Google’s run with China seems to get more and more rocky every month. This year has marked some of the most stringent bans China has seen in a while, filling up not only the blocked site list on the Great Firewall of China but also the minds and hearts of its people. Being under constant lock and key is never a great feeling, and users of Google’s Gmail service in China have never felt it more than in the past few days. Following months of rocky service and difficulty accessing Gmail as a whole, China reportedly banned Christmas, Gmail and a number of other Google products on Christmas Day.

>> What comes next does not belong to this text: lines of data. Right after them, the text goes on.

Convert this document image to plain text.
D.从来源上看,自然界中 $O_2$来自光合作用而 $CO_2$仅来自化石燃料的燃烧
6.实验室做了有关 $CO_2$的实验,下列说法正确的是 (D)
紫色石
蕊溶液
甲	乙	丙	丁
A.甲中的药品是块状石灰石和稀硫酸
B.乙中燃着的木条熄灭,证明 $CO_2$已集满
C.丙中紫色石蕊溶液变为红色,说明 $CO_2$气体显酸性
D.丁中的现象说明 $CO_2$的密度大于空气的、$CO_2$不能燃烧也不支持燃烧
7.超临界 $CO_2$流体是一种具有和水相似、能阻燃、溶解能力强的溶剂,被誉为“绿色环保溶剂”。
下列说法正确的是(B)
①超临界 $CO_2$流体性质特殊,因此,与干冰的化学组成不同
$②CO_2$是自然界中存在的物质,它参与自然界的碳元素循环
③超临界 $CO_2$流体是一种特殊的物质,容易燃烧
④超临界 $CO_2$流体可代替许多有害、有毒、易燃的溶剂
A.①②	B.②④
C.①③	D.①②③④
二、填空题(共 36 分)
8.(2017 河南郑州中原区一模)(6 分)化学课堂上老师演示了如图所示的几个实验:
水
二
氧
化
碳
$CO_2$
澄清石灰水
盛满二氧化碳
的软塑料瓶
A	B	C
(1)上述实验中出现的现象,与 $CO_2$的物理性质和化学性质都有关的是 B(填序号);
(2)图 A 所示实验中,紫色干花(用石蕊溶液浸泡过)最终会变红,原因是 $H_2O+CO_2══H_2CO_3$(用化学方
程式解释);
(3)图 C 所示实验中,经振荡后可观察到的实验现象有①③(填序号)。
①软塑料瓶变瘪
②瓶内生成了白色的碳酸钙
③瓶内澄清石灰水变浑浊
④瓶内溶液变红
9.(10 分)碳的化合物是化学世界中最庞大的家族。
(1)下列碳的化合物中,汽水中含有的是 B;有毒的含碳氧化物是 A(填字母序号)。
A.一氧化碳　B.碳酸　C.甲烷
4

All of this is unofficial according to Chinese officials that have been asked about the matter. When asked about the matter Chinese Foreign Ministry spokeswoman Hua Chunying said that she was unaware of Gmail being blocked in the country. Looking at Google’s Transparency Report for traffic in and out of China to Google services is incredibly revealing though. Around 3am GMT on December 25th, Christmas Day, Virtually all traffic to and from Google and China have ceased. Traffic went from a very normal night and day pattern to essentially a flat line in a matter of an hour, meaning some theoretically were still able to get through to Google services through normal VPN type usage until that was snuffed out as well.
Now The Financial Times is reporting that access to Gmail and some other Google services has returned to it’s rather abnormal state of normalcy, meaning that you’ll most likely need to go through a VPN connection in order to get anything done via Google services. For those of us that have used Chinese phones or have visited China, none of this comes as a surprise. Many of the Chinese phones we review here like the Meizu MX4, Xiaomi Mi4, Huawei Honor 6 and others don’t normally ship with Google services on board, rather specific Chinese services that are built knowing the limitations of the Internet in China. These phones can generally have Google services added back on them, some easier than others, for use in other countries though. Even still the blockade by China over Google’s services continues, albeit in a way that’s reportedly back to the norms of a week ago.